By Audra Hedberg, PHR, PHRca, SHRM-CP, Senior Compliance Consultant at Trüpp
It’s been a productive week, and you’re just a few hours from sailing into the perfect weekend when you hear a knock at your door. A sense of dread washes over you as an employee steps into your office to file a complaint alleging harassment in the workplace. Whether it’s your first time dealing with this kind of complaint, or you’re all too familiar, you jump into action and begin to investigate, knowing that the slightest error could be devastating to your company. Avoid these common missteps when conducting workplace investigations.

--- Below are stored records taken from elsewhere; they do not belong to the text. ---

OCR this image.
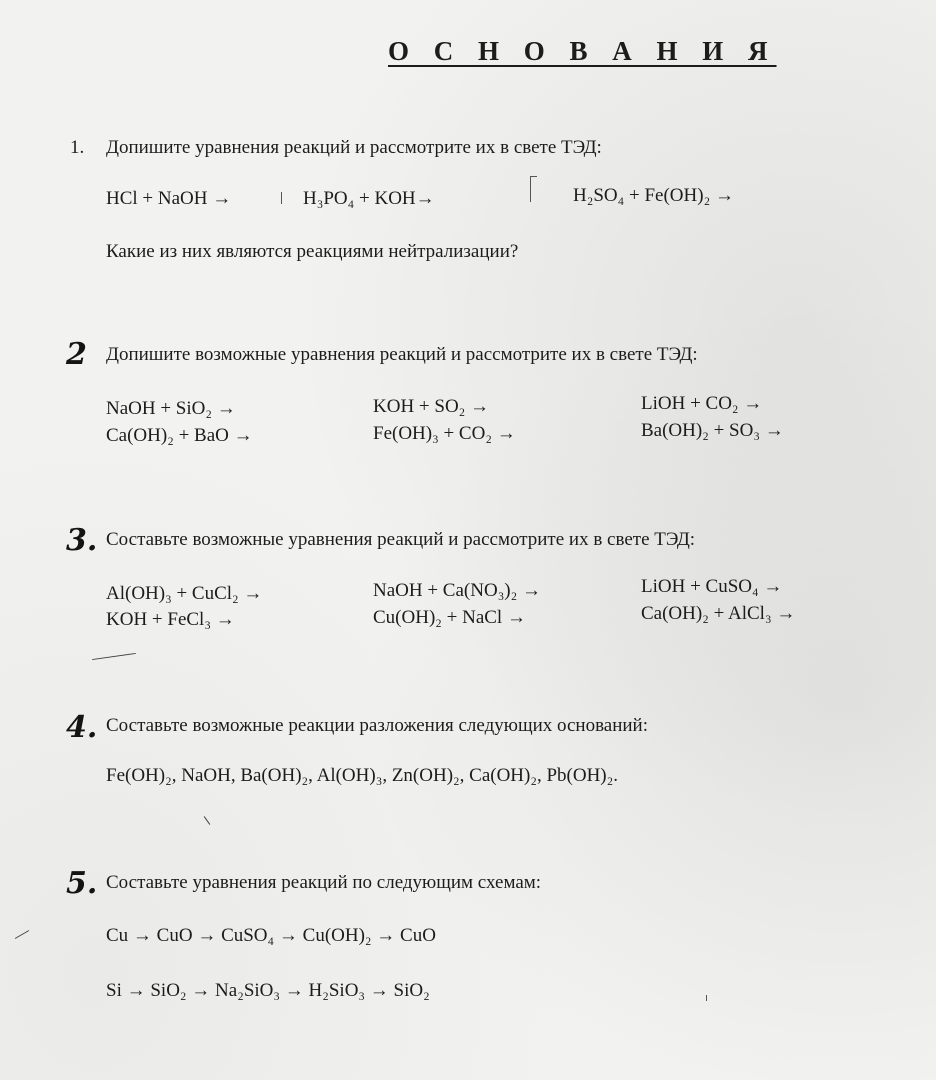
О С Н О В А Н И Я
1. Допишите уравнения реакций и рассмотрите их в свете ТЭД:
HCl + NaOH →	H₃PO₄ + KOH→	H₂SO₄ + Fe(OH)₂ →
Какие из них являются реакциями нейтрализации?
2 Допишите возможные уравнения реакций и рассмотрите их в свете ТЭД:
NaOH + SiO₂ →	KOH + SO₂ →	LiOH + CO₂ →
Ca(OH)₂ + BaO →	Fe(OH)₃ + CO₂ →	Ba(OH)₂ + SO₃ →
3. Составьте возможные уравнения реакций и рассмотрите их в свете ТЭД:
Al(OH)₃ + CuCl₂ →	NaOH + Ca(NO₃)₂ →	LiOH + CuSO₄ →
KOH + FeCl₃ →	Cu(OH)₂ + NaCl →	Ca(OH)₂ + AlCl₃ →
4. Составьте возможные реакции разложения следующих оснований:
Fe(OH)₂, NaOH, Ba(OH)₂, Al(OH)₃, Zn(OH)₂, Ca(OH)₂, Pb(OH)₂.
5. Составьте уравнения реакций по следующим схемам:
Cu → CuO → CuSO₄ → Cu(OH)₂ → CuO
Si → SiO₂ → Na₂SiO₃ → H₂SiO₃ → SiO₂
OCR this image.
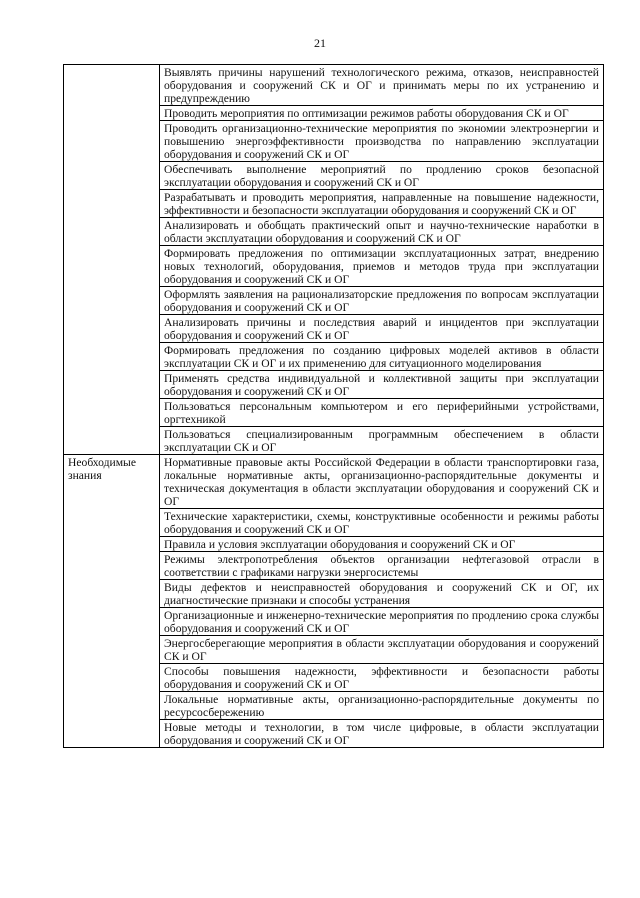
21
	Выявлять причины нарушений технологического режима, отказов, неисправностей оборудования и сооружений СК и ОГ и принимать меры по их устранению и предупреждению
	Проводить мероприятия по оптимизации режимов работы оборудования СК и ОГ
	Проводить организационно-технические мероприятия по экономии электроэнергии и повышению энергоэффективности производства по направлению эксплуатации оборудования и сооружений СК и ОГ
	Обеспечивать выполнение мероприятий по продлению сроков безопасной эксплуатации оборудования и сооружений СК и ОГ
	Разрабатывать и проводить мероприятия, направленные на повышение надежности, эффективности и безопасности эксплуатации оборудования и сооружений СК и ОГ
	Анализировать и обобщать практический опыт и научно-технические наработки в области эксплуатации оборудования и сооружений СК и ОГ
	Формировать предложения по оптимизации эксплуатационных затрат, внедрению новых технологий, оборудования, приемов и методов труда при эксплуатации оборудования и сооружений СК и ОГ
	Оформлять заявления на рационализаторские предложения по вопросам эксплуатации оборудования и сооружений СК и ОГ
	Анализировать причины и последствия аварий и инцидентов при эксплуатации оборудования и сооружений СК и ОГ
	Формировать предложения по созданию цифровых моделей активов в области эксплуатации СК и ОГ и их применению для ситуационного моделирования
	Применять средства индивидуальной и коллективной защиты при эксплуатации оборудования и сооружений СК и ОГ
	Пользоваться персональным компьютером и его периферийными устройствами, оргтехникой
	Пользоваться специализированным программным обеспечением в области эксплуатации СК и ОГ
Необходимые знания	Нормативные правовые акты Российской Федерации в области транспортировки газа, локальные нормативные акты, организационно-распорядительные документы и техническая документация в области эксплуатации оборудования и сооружений СК и ОГ
	Технические характеристики, схемы, конструктивные особенности и режимы работы оборудования и сооружений СК и ОГ
	Правила и условия эксплуатации оборудования и сооружений СК и ОГ
	Режимы электропотребления объектов организации нефтегазовой отрасли в соответствии с графиками нагрузки энергосистемы
	Виды дефектов и неисправностей оборудования и сооружений СК и ОГ, их диагностические признаки и способы устранения
	Организационные и инженерно-технические мероприятия по продлению срока службы оборудования и сооружений СК и ОГ
	Энергосберегающие мероприятия в области эксплуатации оборудования и сооружений СК и ОГ
	Способы повышения надежности, эффективности и безопасности работы оборудования и сооружений СК и ОГ
	Локальные нормативные акты, организационно-распорядительные документы по ресурсосбережению
	Новые методы и технологии, в том числе цифровые, в области эксплуатации оборудования и сооружений СК и ОГ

1. Waiting too long to conduct the investigation
Complaints that require investigations need to be dealt with immediately. Employers cannot ask the employee to “put it in writing” to gain time to start the investigation. Ignoring complaints or putting it off because you feel the complaint is petty or without merit could put your organization at risk. While it is best practice to get complaints in writing, when possible, employers cannot require this as a condition of starting an investigation. Always take verbal complaints seriously by acting promptly.
2. Allowing the accused to remain in the workplace
While not all complaints warrant suspension of the accused after a complaint is received, employers should strongly consider a leave of absence or suspension if the complaint alleges egregious misconduct. When there is a complaint of harassment, for example, the employer must take adequate measures to keep the parties separated to prevent the alleged activity from recurring. Doing so will assist in providing a layer of protection for employers should a lawsuit occur and helps to maintain the integrity of the investigation.
3. Choosing the wrong person to conduct the investigation
Investigators should be objective, impartial, unbiased, uninvolved, and adequately trained to handle investigations. If your internal Human Resources employees or those generally assigned to conduct investigations have any actual or perceived interest in the parties involved, employers should strongly consider outside help from experienced professionals who can lead an unbiased investigation. If you choose to outsource the investigation, many Human Resource professionals will work alongside internal or external counsel to keep the investigation privileged. Hiring an Human Resource professional typically reduces your legal costs.
4. Making legal conclusions
Once all the facts are collected, and interviews are complete, investigators should review all of the evidence and reach a conclusion for each allegation. Base the decision on the evidence collected, policy or procedure violations, and whether the conduct was appropriate for the workplace. Never include a legal conclusion such as “harassment occurred“; leave legal findings up to a judge and jury should a lawsuit occur.
5. Not taking action after the investigation or following up with complaining employee
At a bare minimum, it’s essential to follow up with both the person who filed the complaint and the accused once the investigation is complete. Take the appropriate action relevant to the findings, whether that be termination, corrective action, required training, or other remedies, all of which must be in line with the level of misconduct and aligned with the company’s disciplinary guidelines. It’s important to note that no one, including witnesses or the person who complained, should be told what disciplinary action was taken. Finally, once the investigation is closed out, check in with the person that initiated the complaint to ensure there aren’t any other issues or retaliation concerns that require follow up.
Handling harassment complaints is never easy, regardless of your level of experience. Reduce employee risk by ensuring your organization has a harassment policy with a clear reporting pathway and investigation procedure in place. Follow up immediately to any harassment complaint and maintain a strict chain of custody by documenting all conversations and actions taken.